Cookie Party 2013: Christmas in Tuscany

If classes are finally over and fall semester is complete, it must be time for the Annual Padula Christmas Cookie Exchange! This year's luncheon theme was Christmas in Tuscany, and as always, it was an epicurean throwdown! Let me share some pictures from the affair...

How AMAZING is this wreath made of rosemary branches topped with a olive medley and marinated sundried tomatoes? So clever!

Appetizers: White bean and pancetta spread on crostini and more crostini stopped with fresh mozzarella, prosciutto and fried sage. YUM!

The lovely luncheon tablescape.

The place settings--a tiny crock of homemade cinnamon honey butter made with Amish butter from Pennsylvania. Domenica said, "Like Texas Roadhouse, but BETTER!" Ha ha.

The main entrée was the world's BEST chicken and dumplings, or rather, homemade ricotta gnocchi that were light as a feather! I will have to make this delectable dish for myself at home. But in the meantime, here's the link to the recipe in Bon Appétit.

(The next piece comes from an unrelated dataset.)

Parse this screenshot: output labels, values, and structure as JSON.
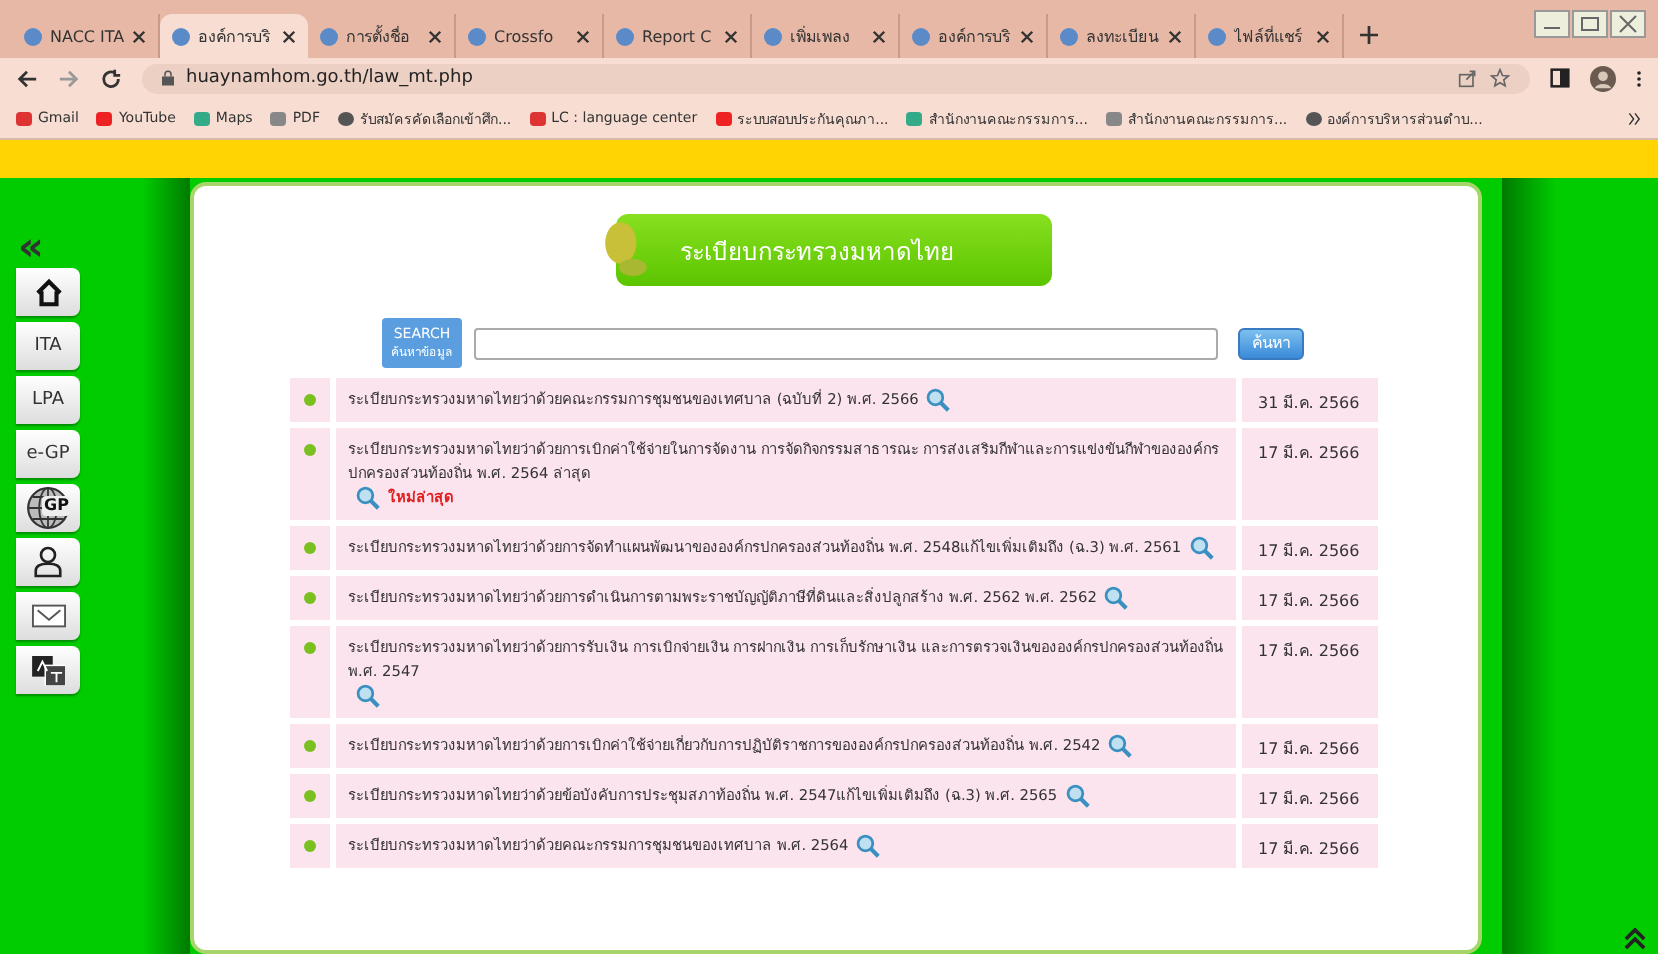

As if the cookies weren't enough, Domenica baked a showstopping dessert: An Italian cream cake filled with fresh orange curd and topped with toasted coconut and candied pecans. WOW!

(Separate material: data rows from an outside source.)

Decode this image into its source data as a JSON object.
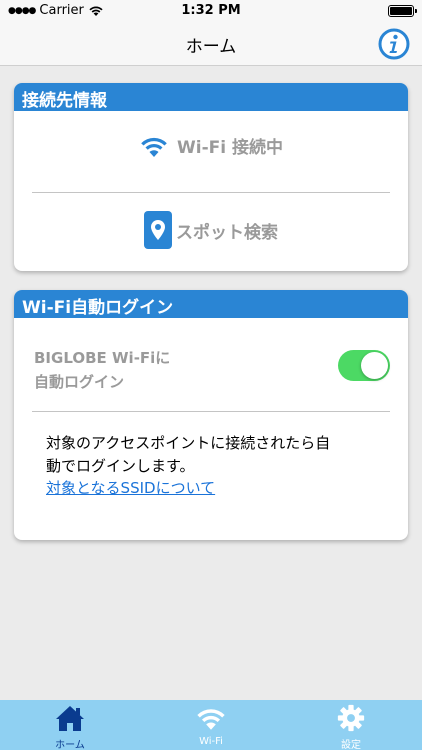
{
  "status": {
    "carrier": "Carrier",
    "time": "1:32 PM"
  },
  "nav": {
    "title": "ホーム"
  },
  "connection_card": {
    "header": "接続先情報",
    "wifi_status": "Wi-Fi 接続中",
    "spot_search": "スポット検索"
  },
  "login_card": {
    "header": "Wi-Fi自動ログイン",
    "toggle_label_line1": "BIGLOBE Wi-Fiに",
    "toggle_label_line2": "自動ログイン",
    "toggle_on": true,
    "description_line1": "対象のアクセスポイントに接続されたら自",
    "description_line2": "動でログインします。",
    "link": "対象となるSSIDについて"
  },
  "tabs": [
    {
      "label": "ホーム",
      "icon": "home-icon",
      "active": true
    },
    {
      "label": "Wi-Fi",
      "icon": "wifi-icon",
      "active": false
    },
    {
      "label": "設定",
      "icon": "gear-icon",
      "active": false
    }
  ],
  "colors": {
    "accent": "#2a85d4",
    "toggle": "#4cd964",
    "tab_bar": "#8fd0f2",
    "link": "#1a73d9"
  }
}
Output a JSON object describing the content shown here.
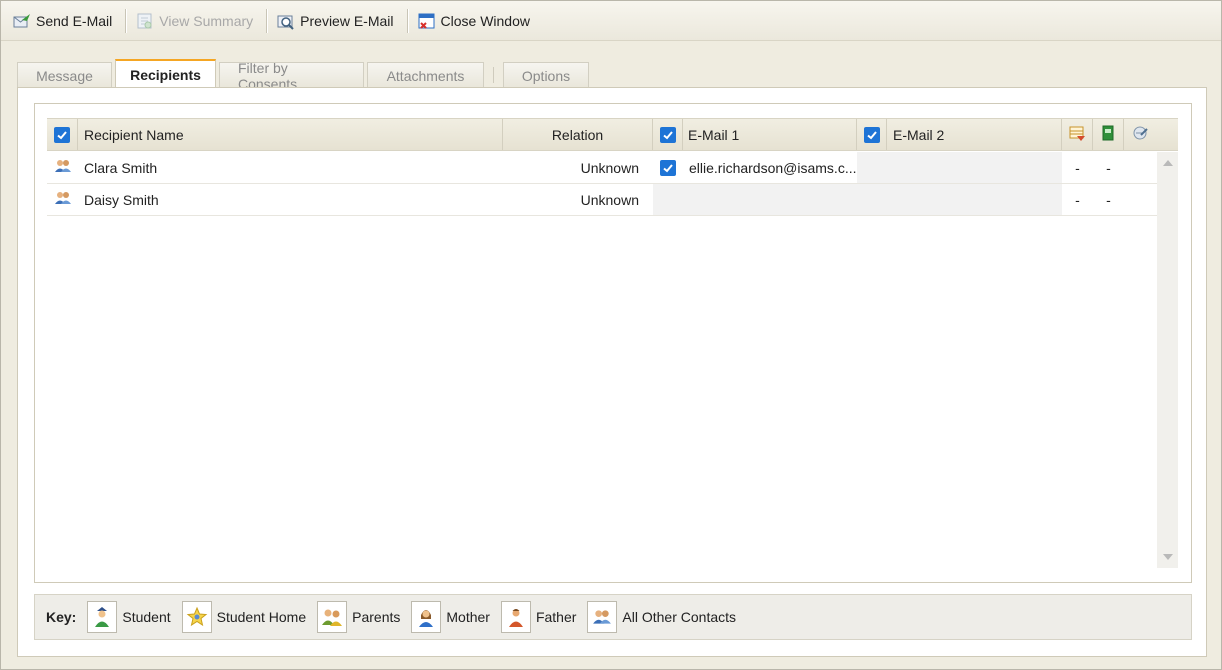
{
  "toolbar": {
    "send_label": "Send E-Mail",
    "summary_label": "View Summary",
    "preview_label": "Preview E-Mail",
    "close_label": "Close Window"
  },
  "tabs": {
    "message": "Message",
    "recipients": "Recipients",
    "filter": "Filter by Consents",
    "attachments": "Attachments",
    "options": "Options",
    "active": "Recipients"
  },
  "grid": {
    "headers": {
      "name": "Recipient Name",
      "relation": "Relation",
      "email1": "E-Mail 1",
      "email2": "E-Mail 2"
    },
    "select_all_checked": true,
    "email1_all_checked": true,
    "email2_all_checked": true,
    "rows": [
      {
        "icon": "all-other-contacts-icon",
        "name": "Clara Smith",
        "relation": "Unknown",
        "email1_checked": true,
        "email1": "ellie.richardson@isams.c...",
        "email2": "",
        "col_a": "-",
        "col_b": "-"
      },
      {
        "icon": "all-other-contacts-icon",
        "name": "Daisy Smith",
        "relation": "Unknown",
        "email1_checked": false,
        "email1": "",
        "email2": "",
        "col_a": "-",
        "col_b": "-"
      }
    ]
  },
  "key": {
    "label": "Key:",
    "items": [
      {
        "icon": "student-icon",
        "label": "Student"
      },
      {
        "icon": "student-home-icon",
        "label": "Student Home"
      },
      {
        "icon": "parents-icon",
        "label": "Parents"
      },
      {
        "icon": "mother-icon",
        "label": "Mother"
      },
      {
        "icon": "father-icon",
        "label": "Father"
      },
      {
        "icon": "all-other-contacts-icon",
        "label": "All Other Contacts"
      }
    ]
  },
  "colors": {
    "accent_tab": "#f5a623",
    "checkbox": "#1e74d6"
  }
}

THE COOKIES! (Thank you, Google, for the holiday "auto awesome" twinkle effect. Tee hee.)

As for my contribution to the festive exchange, I made Almond Roca Cookies. Apparently, Emeril had a cookie contest one year, and Lynn Scully of Rancho Sante Fe, CA was the winner. Well, I can tell you, these cookies are big winners! They look really fancy, but they are very simple, and I banged out six dozen of these bad boys in no time flat.

I only made one substantive change to the recipe. It calls for coarse ground almonds, so when I went to the store for ingredients, I bought almond meal or flour. Then when I looked at the pictures more carefully, I could see that they meant sliced almonds that you chop up further (I used a pastry cutter) in which to roll the dough. But I already had the almond meal, so I decided to use it, swapping out one cup of the AP flour. Then I doubled the baking soda to one teaspoon, as the nut flour is heavier than wheat flour. The cookies turned out nutty and crispy and absolutely delicious!

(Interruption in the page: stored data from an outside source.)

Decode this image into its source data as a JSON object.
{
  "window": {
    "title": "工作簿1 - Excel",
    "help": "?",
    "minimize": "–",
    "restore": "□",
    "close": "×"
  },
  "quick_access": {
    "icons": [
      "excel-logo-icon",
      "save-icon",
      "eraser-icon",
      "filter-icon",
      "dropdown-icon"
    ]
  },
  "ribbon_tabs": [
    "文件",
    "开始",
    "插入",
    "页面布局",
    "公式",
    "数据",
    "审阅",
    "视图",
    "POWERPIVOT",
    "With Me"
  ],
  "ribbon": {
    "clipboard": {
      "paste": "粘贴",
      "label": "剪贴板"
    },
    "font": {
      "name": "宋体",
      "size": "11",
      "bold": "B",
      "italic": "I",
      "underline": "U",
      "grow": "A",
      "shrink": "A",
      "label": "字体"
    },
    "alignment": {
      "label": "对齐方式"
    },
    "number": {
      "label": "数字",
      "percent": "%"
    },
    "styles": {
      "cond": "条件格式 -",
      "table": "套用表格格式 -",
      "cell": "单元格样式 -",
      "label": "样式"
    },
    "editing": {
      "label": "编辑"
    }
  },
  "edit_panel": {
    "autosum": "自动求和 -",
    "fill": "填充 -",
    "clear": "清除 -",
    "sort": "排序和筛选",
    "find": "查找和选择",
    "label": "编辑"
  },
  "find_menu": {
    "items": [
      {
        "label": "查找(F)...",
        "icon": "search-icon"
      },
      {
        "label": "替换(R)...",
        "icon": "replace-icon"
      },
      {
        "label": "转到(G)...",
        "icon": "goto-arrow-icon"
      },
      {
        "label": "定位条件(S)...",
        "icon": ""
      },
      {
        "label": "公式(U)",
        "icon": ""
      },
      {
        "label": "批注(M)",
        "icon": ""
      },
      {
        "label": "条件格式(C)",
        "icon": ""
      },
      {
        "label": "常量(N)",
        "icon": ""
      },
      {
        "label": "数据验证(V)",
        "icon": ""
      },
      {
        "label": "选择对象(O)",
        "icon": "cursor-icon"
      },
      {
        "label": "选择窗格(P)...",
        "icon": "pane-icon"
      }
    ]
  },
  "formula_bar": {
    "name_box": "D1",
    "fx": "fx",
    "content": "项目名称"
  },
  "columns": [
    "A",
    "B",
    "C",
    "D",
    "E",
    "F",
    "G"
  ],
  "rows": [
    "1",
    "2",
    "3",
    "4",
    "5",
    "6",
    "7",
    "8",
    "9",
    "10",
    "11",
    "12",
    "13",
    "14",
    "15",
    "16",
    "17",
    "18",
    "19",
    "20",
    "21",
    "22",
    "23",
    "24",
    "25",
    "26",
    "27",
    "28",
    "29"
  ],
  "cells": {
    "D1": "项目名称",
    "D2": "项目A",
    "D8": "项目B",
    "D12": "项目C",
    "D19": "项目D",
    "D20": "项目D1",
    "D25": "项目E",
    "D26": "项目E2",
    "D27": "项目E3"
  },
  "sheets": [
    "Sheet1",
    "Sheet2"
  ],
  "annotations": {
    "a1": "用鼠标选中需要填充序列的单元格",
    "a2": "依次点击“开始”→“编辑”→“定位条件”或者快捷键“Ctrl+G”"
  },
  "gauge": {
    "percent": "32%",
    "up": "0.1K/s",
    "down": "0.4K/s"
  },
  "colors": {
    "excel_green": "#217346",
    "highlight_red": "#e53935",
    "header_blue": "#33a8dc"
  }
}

Oh, and I ran out of milk chocolate for drizzling at the end, so I did the last few with bittersweet, and though I am usually a fan of the darker chocolate, milk is the way to go to make these cookies taste similar to Almond Roca. However, my roommate and chief taster preferred the ones with bittersweet chocolate. So you do as your heart leads. ;-)

Almond Roca Cookies
(Source: adapted from The Cooking Channel)

2 1/2 cups all-purpose flour (I swapped out one cup of almond meal/flour)
1/2 teaspoon baking soda (increase this to one teaspoon if using almond meal/flour)
1/4 teaspoon salt
1 cup dark brown sugar
1/2 cup sugar
1 cup butter, room temperature
2 eggs, room temperature
2 teaspoons pure vanilla extract
1 package toffee bits (I used the English toffee bits with milk chocolate)
1 cup coarsely ground almonds (I used sliced almonds that I broke up more with a pastry cutter)
4 ounces milk chocolate
1/2 tablespoon vegetable oil

Preheat oven to 300 degrees F.

In a medium mixing bowl, whisk together flour(s), baking soda, and salt. Set aside. In the bowl of an electric mixer, blend sugars together on medium speed. Add butter and mix to form a grainy paste. Add eggs and vanilla and mix at medium speed until light and fluffy. At low speed, slowly add the flour mixture and then the toffee bits. Mix until just blended; do not over-mix.

Place ground nuts in a small bowl. Using hands, roll balls of dough into 1 to 1 1/2-inch balls, then roll in the ground nuts. Place on cookie sheets several inches apart. Bake approximately 22 minutes and then transfer cookies to a cooling rack.

Melt the chocolate with the vegetable oil in a double boiler or in a bowl set over a pan of simmering water. Drizzle melted chocolate over cooled cookies. Place cookies on a cookie sheet and place in freezer or refrigerator until chocolate is firmly set.